At an Intel event last night, senior research specialist Mikhail Smelyanskiy noted that although standard server hardware is becoming increasingly multi-core, a lot of existing code on Wall Street was written for single cores, and IT people on the Street tend to lack parallel programming skills. (So although servers are getting faster, Wall Street applications aren't equipped to take advantage of the better performance.) Specialized accelerators, such as the IBM Cell, the Nvidia Tesla and ClearSpeed's FPGA board are "hard to program and require algorithm changes and explicit memory management," he said. (Of course, it is in Intel's best interest to dismiss the competing hardware accelerators and push the idea of redesigning applications to take advantage of Intel's multi-core architecture.)Financial applications can be modified to scale well across multiple cores, Smelyanskiy says. "Financial applications have parallelism at multiple levels," he says. "At the highest level you have multiple financial instruments that you want to price. Each can be executed independently from the others. At the next level, there is parallelism within pricing an individual instrument. For example, Monte Carlo [models] can be parallelized by doing multiple paths simultaneously since they are independent. There are also ways to parallelize the PDE (partial-differential equations) solver for multiple dimensions, used to price multi-asset securities. The combination of both levels of parallelism enables good adaptation to multi-core."
Monte Carlo and Black-Scholes calculations are particularly well suited to parallism because they have many independent chunks of work. For example, you can price thousands of options using the Black-Scholes formula. "The amount of parallel work far exceeds the number of parallel cores available today," Smelyanskiy says.
What's needed to make the transition to parallel applications easy? Smelyanskiy offered an Intel-friendly list of ingredients: a familiar architecture and instruction set, smart compilers and math libraries that provide good performance under the hood, and performance analysis tools that identify bottlenecks and provide thread profiling.

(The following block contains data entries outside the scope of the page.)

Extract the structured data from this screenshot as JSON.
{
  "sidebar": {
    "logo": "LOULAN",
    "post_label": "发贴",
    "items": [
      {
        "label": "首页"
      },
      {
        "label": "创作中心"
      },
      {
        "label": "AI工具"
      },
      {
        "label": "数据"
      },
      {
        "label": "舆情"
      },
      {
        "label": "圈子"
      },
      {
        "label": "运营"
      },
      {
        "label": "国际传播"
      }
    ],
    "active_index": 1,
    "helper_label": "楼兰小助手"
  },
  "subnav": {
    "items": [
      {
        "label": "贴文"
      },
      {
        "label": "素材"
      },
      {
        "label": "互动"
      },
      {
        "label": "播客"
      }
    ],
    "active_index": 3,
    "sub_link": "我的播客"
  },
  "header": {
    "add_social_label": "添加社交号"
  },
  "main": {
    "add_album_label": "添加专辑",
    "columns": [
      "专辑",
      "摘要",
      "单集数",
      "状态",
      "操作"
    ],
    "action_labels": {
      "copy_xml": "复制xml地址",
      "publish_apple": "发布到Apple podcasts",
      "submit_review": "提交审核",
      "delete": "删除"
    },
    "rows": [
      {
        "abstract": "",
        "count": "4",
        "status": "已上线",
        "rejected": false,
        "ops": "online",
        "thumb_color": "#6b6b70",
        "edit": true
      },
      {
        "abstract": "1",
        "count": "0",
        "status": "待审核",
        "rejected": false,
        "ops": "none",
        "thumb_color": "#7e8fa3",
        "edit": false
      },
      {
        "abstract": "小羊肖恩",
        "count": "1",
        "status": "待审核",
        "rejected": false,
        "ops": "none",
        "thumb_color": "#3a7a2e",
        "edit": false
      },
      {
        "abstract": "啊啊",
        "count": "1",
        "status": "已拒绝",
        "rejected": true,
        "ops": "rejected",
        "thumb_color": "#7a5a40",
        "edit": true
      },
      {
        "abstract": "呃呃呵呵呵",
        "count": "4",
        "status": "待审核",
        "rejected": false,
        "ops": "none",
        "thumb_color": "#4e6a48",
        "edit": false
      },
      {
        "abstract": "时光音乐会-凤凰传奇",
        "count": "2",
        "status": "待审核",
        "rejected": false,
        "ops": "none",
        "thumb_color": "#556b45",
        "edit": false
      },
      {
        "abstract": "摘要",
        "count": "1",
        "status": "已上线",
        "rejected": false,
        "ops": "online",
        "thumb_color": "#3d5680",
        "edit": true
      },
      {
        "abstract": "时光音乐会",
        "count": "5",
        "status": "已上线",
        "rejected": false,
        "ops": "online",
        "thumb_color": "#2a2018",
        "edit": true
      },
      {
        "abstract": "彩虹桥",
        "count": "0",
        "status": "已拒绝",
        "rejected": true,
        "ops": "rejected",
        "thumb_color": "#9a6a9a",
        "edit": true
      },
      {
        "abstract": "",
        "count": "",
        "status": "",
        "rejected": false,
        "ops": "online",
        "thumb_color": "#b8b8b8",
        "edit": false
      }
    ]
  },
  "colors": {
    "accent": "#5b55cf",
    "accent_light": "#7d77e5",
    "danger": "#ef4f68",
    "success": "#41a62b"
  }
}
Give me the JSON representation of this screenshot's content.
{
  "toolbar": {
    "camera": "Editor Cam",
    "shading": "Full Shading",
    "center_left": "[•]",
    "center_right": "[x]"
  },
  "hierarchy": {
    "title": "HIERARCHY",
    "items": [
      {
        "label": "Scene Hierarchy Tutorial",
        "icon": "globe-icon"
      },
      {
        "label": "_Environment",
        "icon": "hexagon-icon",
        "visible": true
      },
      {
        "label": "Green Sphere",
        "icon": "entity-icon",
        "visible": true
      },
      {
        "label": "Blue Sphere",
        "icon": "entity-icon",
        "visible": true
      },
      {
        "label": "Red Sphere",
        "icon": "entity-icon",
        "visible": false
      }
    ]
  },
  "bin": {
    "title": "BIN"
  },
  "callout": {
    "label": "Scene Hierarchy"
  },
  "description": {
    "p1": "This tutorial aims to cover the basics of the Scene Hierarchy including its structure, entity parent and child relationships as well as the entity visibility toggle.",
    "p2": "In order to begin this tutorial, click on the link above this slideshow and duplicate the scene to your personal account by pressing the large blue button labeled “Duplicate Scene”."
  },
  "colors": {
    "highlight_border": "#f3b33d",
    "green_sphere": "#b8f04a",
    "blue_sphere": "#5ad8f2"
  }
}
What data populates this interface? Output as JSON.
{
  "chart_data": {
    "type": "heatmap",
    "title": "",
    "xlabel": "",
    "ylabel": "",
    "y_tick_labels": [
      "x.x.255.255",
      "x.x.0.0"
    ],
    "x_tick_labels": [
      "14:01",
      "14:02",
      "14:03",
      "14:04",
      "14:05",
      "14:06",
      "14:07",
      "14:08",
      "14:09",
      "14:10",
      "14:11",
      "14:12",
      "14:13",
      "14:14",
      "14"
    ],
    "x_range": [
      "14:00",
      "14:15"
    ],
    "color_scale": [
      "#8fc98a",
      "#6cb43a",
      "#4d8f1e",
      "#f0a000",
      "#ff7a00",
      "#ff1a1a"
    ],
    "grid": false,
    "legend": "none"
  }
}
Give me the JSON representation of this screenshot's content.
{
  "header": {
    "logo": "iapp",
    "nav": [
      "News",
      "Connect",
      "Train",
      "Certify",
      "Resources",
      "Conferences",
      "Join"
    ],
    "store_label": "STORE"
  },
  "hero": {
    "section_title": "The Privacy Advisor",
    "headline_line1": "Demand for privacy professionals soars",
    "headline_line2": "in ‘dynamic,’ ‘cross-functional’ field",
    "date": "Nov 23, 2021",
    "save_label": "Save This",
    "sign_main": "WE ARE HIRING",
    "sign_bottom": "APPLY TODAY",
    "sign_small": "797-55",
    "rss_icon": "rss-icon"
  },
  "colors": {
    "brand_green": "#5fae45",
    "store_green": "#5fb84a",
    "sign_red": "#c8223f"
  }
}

On a separate note, Intel told the Wall Street Journal yesterday it's developing a faster way to pass data among servers. "The company said it combined silicon -- the low-cost foundation for most computer chips -- with the element germanium to make a device called an avalanche photo detector that achieved record performance," writes WSJ reporter Don Clark. Down the line, an improvement like this could be used to reduce trade data latency.